Подумать-то подумал, а сам перекрестился и спросил у невесть откуда взявшейся цыганки:
— Ну и что ты хочешь, раба Божия…
— София, — подсказала цыганка.
— София, — закончил вопрос батюшка.
— Так у меня к тебе, батюшка, одно дело и один вопрос.
— Начинай с вопроса, — благословил священник, ожидая просьбу о подаянии или предложения золотишко продать-купить.
Ошибся священник. Причем кардинально ошибся.
Цыганка посмотрела на раскоряченный с краю забор, зачем-то попробовала его покачать и спросила:
— А для чего ты, служитель церковный, ограду кладбища ломаешь? Чтобы покойникам не мешала?
Батюшка даже смутился от неожиданности вопроса. Смутился так, что покраснел, а потом… Потом его прорвало.
Высказал он цыганке, которой никогда раньше знать не знал и видеть не видел, все свои страдания с этой прогнившей крышей, отсутствием денег, десятью старушками на приходе и требованием епархией средств на строительство очередного собора в элитном районе областного центра…
София как-то не по-цыгански молча и внимательно слушала, а потом взяла да сказала:
— А давай, горемычный, тебе ромы помогут?
— Цыгане? — опешил священник.
— Они, поп, они, — ответствовала София. — Только, чур, уговор. Мы тебе крышу ставим, а ты наших детей всех покрестишь да службу нам отслужишь. Так как, поп, устраивает тебя такая цыганская помощь?

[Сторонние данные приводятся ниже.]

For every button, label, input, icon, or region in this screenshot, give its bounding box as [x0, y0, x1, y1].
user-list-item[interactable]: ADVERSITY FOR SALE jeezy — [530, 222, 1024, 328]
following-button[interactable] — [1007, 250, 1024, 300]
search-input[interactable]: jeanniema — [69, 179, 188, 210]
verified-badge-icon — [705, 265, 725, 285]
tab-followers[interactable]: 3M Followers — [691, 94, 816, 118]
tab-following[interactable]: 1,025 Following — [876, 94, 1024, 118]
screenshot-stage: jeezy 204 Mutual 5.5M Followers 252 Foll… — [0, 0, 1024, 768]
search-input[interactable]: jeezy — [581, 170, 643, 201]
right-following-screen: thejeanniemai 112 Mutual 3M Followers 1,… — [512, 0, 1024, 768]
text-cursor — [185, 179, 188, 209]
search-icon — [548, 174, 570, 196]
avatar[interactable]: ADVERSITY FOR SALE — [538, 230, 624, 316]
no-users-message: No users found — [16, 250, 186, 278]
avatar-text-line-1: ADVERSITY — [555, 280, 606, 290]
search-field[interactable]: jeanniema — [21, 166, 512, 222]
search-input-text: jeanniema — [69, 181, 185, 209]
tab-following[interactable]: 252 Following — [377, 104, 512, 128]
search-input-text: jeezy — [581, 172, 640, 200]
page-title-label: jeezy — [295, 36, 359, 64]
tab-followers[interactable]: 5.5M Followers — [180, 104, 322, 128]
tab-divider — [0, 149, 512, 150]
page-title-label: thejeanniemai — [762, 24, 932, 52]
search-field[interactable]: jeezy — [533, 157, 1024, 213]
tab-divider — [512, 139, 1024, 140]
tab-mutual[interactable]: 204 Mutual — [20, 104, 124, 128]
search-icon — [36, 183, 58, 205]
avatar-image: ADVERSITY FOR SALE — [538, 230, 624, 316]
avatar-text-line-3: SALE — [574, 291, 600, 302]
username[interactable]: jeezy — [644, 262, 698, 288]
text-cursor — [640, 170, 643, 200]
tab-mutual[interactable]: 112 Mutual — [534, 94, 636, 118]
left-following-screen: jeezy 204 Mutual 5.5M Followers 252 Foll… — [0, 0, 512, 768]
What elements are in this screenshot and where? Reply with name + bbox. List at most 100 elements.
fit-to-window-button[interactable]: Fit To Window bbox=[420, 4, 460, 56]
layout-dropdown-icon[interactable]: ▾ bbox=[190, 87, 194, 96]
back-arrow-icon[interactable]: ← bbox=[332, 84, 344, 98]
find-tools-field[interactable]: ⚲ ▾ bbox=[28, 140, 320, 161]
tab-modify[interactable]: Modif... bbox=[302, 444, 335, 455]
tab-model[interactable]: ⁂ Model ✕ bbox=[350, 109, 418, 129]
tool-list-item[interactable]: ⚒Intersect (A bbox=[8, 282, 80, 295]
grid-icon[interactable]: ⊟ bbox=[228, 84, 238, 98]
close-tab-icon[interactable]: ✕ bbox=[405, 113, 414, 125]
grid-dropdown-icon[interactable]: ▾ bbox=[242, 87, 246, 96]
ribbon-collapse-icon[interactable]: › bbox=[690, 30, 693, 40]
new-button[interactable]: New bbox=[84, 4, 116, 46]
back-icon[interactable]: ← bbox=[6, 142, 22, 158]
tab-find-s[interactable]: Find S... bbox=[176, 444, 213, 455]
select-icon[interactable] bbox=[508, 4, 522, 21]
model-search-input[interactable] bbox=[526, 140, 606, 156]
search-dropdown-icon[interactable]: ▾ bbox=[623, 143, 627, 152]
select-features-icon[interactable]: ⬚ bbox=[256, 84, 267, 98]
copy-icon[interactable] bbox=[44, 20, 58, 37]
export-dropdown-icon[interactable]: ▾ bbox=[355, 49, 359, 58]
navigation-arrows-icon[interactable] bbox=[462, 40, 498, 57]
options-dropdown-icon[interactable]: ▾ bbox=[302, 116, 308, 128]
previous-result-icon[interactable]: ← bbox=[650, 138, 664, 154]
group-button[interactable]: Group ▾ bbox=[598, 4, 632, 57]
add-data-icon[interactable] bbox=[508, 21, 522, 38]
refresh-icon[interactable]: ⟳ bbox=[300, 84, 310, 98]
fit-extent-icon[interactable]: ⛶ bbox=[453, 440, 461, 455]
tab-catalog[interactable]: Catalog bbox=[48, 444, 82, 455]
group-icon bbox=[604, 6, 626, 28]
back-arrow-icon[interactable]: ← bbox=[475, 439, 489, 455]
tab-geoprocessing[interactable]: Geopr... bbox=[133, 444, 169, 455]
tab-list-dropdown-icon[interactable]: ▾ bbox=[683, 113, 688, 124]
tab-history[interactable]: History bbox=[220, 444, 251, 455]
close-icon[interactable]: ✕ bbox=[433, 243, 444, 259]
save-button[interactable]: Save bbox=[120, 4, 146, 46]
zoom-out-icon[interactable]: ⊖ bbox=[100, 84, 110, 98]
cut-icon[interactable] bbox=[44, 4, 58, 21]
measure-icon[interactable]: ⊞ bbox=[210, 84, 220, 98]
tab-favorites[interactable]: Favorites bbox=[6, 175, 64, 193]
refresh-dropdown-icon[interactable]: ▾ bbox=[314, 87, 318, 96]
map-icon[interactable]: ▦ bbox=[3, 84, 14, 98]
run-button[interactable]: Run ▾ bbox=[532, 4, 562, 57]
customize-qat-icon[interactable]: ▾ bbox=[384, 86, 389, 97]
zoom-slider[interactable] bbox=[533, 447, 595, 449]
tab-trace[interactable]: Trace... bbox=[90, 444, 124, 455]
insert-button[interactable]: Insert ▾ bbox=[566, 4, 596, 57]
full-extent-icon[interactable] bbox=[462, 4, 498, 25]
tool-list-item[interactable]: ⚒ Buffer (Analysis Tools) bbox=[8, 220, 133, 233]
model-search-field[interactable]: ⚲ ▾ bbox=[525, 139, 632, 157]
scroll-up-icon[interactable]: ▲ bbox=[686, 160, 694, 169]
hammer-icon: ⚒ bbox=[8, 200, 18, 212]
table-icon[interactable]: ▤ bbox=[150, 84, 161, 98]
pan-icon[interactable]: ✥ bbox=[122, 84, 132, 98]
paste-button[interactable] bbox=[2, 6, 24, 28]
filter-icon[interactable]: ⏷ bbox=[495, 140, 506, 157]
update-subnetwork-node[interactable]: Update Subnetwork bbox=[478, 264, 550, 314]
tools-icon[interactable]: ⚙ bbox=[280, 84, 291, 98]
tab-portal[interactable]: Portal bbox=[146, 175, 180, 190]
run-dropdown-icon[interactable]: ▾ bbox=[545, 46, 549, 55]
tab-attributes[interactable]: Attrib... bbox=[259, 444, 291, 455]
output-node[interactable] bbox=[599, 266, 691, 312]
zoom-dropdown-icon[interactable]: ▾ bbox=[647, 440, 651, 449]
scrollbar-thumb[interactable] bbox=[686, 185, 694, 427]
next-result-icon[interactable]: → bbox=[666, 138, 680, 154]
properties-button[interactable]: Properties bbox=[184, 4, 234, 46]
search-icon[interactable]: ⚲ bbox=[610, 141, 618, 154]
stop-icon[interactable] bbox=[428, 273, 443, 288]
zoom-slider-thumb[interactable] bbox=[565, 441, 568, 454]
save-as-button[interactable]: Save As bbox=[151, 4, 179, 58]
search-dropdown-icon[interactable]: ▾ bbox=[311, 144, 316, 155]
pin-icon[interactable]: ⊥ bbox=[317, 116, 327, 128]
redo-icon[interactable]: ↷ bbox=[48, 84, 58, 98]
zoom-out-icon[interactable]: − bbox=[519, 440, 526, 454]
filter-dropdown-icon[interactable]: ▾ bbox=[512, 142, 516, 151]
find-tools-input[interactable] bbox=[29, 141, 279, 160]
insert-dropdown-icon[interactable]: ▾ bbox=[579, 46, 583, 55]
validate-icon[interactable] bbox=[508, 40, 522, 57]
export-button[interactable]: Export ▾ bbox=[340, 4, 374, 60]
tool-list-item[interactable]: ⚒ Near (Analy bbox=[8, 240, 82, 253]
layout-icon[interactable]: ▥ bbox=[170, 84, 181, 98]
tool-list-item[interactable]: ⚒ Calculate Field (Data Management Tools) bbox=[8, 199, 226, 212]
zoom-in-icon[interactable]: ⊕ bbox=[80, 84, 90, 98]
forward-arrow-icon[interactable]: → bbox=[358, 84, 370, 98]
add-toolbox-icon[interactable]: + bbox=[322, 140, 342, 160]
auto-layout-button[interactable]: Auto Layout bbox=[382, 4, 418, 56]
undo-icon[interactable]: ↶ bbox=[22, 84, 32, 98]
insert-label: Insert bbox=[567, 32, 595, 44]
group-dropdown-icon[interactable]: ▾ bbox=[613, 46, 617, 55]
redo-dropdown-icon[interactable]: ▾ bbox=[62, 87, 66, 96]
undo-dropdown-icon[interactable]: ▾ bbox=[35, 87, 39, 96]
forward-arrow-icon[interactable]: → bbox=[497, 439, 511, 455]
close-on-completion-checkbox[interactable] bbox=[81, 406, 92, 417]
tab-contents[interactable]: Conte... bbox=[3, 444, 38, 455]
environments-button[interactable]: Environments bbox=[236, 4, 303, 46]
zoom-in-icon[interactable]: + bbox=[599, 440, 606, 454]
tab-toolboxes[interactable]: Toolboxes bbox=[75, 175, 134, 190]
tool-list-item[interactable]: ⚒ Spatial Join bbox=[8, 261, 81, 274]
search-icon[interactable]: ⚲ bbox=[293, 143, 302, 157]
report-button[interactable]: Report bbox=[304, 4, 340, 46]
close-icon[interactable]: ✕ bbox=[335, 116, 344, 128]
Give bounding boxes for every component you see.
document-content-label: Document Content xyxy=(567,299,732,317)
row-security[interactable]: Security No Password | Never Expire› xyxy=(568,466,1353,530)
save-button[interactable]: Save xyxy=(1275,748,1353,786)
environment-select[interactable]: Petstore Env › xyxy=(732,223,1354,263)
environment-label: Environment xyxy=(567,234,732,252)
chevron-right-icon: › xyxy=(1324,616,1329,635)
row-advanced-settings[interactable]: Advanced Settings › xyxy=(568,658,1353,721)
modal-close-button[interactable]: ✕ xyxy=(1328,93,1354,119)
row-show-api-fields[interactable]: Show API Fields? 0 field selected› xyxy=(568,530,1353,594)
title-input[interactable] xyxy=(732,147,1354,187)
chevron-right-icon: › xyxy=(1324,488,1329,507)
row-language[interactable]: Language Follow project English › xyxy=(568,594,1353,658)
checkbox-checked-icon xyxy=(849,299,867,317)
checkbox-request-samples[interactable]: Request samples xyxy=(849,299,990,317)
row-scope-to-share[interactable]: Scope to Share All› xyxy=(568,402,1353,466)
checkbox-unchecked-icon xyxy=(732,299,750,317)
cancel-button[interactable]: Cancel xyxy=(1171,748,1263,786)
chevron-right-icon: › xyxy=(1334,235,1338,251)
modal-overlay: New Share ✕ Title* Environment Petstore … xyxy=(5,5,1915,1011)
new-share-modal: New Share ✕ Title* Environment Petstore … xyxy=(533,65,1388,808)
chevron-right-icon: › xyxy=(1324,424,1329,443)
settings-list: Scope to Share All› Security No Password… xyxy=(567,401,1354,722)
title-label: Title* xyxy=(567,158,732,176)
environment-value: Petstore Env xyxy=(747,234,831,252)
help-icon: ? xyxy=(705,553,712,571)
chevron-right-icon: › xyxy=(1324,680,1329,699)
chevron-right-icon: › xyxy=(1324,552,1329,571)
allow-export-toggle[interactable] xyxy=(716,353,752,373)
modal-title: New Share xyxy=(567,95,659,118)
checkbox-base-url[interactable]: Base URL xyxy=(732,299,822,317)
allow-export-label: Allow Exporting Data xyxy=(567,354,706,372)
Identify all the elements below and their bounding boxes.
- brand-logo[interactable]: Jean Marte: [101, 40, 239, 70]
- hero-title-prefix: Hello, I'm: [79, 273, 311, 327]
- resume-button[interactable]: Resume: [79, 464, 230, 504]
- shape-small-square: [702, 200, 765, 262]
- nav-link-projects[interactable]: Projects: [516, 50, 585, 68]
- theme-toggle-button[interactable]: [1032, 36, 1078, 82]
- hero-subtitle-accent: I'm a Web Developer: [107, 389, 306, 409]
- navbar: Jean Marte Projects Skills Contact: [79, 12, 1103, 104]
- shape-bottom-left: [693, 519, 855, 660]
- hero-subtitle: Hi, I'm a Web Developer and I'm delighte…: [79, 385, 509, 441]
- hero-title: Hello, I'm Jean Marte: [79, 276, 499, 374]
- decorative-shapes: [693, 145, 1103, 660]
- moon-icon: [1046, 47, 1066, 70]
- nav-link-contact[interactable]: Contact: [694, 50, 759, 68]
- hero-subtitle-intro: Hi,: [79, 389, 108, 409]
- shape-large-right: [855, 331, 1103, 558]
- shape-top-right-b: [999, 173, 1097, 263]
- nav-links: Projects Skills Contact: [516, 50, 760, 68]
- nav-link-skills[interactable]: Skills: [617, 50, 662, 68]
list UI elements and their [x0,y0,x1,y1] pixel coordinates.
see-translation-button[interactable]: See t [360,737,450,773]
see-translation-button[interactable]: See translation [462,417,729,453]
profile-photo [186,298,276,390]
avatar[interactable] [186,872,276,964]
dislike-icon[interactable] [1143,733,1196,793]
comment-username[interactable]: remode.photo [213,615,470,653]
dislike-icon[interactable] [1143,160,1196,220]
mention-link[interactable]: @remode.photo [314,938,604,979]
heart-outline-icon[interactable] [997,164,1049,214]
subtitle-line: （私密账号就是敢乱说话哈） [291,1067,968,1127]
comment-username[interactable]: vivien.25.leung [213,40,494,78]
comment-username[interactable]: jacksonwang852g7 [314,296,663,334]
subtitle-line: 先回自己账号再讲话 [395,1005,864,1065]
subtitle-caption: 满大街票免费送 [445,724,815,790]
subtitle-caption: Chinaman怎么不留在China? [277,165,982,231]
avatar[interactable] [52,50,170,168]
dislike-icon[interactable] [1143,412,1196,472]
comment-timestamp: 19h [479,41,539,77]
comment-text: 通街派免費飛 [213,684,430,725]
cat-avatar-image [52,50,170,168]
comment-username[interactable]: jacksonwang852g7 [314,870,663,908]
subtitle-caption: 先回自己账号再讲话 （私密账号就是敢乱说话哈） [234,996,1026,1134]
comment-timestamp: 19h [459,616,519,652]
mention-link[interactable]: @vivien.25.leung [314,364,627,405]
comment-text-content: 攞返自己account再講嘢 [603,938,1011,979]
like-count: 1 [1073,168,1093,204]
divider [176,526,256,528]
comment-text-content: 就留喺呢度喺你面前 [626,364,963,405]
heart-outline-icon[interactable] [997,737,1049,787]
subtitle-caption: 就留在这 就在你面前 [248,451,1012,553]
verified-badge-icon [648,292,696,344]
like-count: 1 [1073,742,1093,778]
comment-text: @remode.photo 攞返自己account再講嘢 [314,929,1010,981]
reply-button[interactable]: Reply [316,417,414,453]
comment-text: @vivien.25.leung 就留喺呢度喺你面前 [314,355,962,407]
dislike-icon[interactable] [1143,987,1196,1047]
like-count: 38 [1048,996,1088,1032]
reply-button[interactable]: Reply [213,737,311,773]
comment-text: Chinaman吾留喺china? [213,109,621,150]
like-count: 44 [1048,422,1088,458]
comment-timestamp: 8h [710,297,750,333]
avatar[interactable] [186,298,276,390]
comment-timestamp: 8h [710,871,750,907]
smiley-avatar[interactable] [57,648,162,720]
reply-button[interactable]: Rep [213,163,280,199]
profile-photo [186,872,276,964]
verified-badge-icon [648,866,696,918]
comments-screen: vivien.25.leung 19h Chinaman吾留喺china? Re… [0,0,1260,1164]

— Устраивает, — махнул рукой батюшка и решил, что дальше разговора дело не пойдет.
Цыганка же развернулась и солидно, будто из офиса дорогого вышла, пошла к кладбищенским воротам.
На следующий день, только посерело тусклым осенним рассветом небо, священник открыл церковь — она напротив его дома располагалась — надел епитрахиль и принялся за утренние молитвы. До 50-го псалма лишь дочитал, как гул машинный помешал. К неказистой усадьбе деревенского батюшки подъехало около десятка легковых машин, а за ними затарахтели и две конные повозки, доверху груженные строительным материалом. Всей этой кавалькадой руководила его давешняя знакомая цыганка София.
Дальше было то, о чем в сказках пишется: «Ни словом сказать, ни пером описать». Батюшка полдня крестил десятка четыре орущих, смеющихся, веселых и хмурых цыганчат, возрастом от двух недель до двадцати лет, а столько же взрослых представителей этой свободолюбивой нации шустро и качественно перекрыли ему крышу новым современным шифером.
А потом был общий молебен. И «Отче наш» пели все, кто как может, и крест на себя накладывали, кто как умеет, и плакали почти все, когда батюшка имена умерших ромов вычитывал.
Закончилось все обедом. Его в летней кухоньке цыганки приготовили. На всех.